Selain tabloid *Jumat*, beberapa kali artikel pendek saya dimuat di rubrik
opini mahasiswa harian *Jawa Pos*. Honornya Rp 25 ribu dan dikirim via
wesel. Honor sebesar itu, sudah cukup untuk membayar satu bulan indekost
dengan kamar yang lumayan luas dan bagus di kota Solo. Sedangkan untuk
mentraktir makan, uang sebesar itu cukup untuk lima orang makan enak “sego
liwet” di bilangan Keprabon.

Tahun-tahun 1990-an, rubrik opini mahasiswa di *Jawa Pos *memiliki segmen
tersendiri di kalangan mahasiswa Jatim, Jateng dan DIY. Modus kerjanya,
redaksi terlebih dahulu melempar sebuah tema tertentu untuk ditanggapi
mahasiswa. Mula-mula ada empat orang mahasiswa berikut opininya yang dimuat.
Selang beberapa waktu hanya dua orang mahasiswa yang dimuat opininya. Rubrik
khusus ini, tampil di halaman opini bersama artikel utama yang ditulis para
pakar dan editorial koran bersangkutan “Jati Diri”.

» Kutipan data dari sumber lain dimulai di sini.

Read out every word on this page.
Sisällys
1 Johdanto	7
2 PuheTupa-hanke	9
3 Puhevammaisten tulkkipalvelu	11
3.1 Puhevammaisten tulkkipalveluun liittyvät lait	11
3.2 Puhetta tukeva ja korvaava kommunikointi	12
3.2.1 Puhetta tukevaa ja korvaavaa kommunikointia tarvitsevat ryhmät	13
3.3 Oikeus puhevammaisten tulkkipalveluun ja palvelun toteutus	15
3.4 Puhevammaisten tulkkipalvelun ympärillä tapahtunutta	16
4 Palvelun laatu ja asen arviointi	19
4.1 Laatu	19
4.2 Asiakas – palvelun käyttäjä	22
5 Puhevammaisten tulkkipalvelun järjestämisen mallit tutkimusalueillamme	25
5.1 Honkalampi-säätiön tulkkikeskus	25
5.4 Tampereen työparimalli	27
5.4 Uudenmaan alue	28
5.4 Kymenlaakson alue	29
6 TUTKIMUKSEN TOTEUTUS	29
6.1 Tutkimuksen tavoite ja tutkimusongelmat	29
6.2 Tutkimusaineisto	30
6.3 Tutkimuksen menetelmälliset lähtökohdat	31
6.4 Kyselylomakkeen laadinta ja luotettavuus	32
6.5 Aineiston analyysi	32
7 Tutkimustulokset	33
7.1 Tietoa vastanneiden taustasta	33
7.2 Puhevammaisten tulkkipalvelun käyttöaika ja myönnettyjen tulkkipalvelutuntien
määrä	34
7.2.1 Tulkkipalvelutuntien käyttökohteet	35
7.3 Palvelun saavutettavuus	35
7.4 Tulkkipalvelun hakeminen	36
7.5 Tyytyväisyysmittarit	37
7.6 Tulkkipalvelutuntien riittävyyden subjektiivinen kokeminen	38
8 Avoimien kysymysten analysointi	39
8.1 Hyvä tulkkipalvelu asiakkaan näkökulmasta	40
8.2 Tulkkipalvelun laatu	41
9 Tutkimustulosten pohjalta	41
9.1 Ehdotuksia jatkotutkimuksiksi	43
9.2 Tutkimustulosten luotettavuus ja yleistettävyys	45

Di samping itu, tulisan saya juga pernah muncul di harian *Pikiran
Rakyat *Bandung,
Majalah *Media Dakwah *(diterbitkan Dewan Dakwah Indonesia), Majalah*Rindang
* (diterbitkan Kanwil Depag Jawa Tengah) dan sebagainya. Kesemua tulisan itu
diketik dengan mesin ketik manual. Kadang kalau pitanya sudah lama dipakai,
hasil tulisan paling atas jelas dan ke bawahnya semakin tak jelas. Yang
penting si redaksi masih bisa membaca maksud tulisan!

***

Tahun 1996, saya hijrah ke Jakarta. Menjadi Ketua Bidang Diklat Badan
Koordinasi Nasional Lembaga Pers Mahasiswa PB HMI (Bakornas LAPMI). Rekan
sesama staf ketua, yaitu M Alfan Alfian yang menjabat sebagai Ketua Bidang
Penerbitannya. Berkantor di Jalan Diponegoro 16-A Menteng Jakarta Pusat yang
sekaligus jadi kediaman para aktivis PB HMI. Salah seorang staf lain di
Bakornas LAPMI periode itu yang kemudian sangat terkenal yakni Moammar Emka.
Penulis buku laris “Jakarta Undercover” .

Sebagai aktivis yang masih baru di Jakarta, saya dan M Alfan Alfian kala itu
merasakan betul bagaimana rasanya “tidak punya uang sama sekali” di kantong.
Untuk mensiasati agar dapat uang dan tetap survive, terpaksalah kami memutar
otak mengatasinya. Menulis adalah salah satu jalan keluarnya. Dan motif agar
dapat uang inilah yang paling mendasar, memaksa dan dipaksa untuk menulis.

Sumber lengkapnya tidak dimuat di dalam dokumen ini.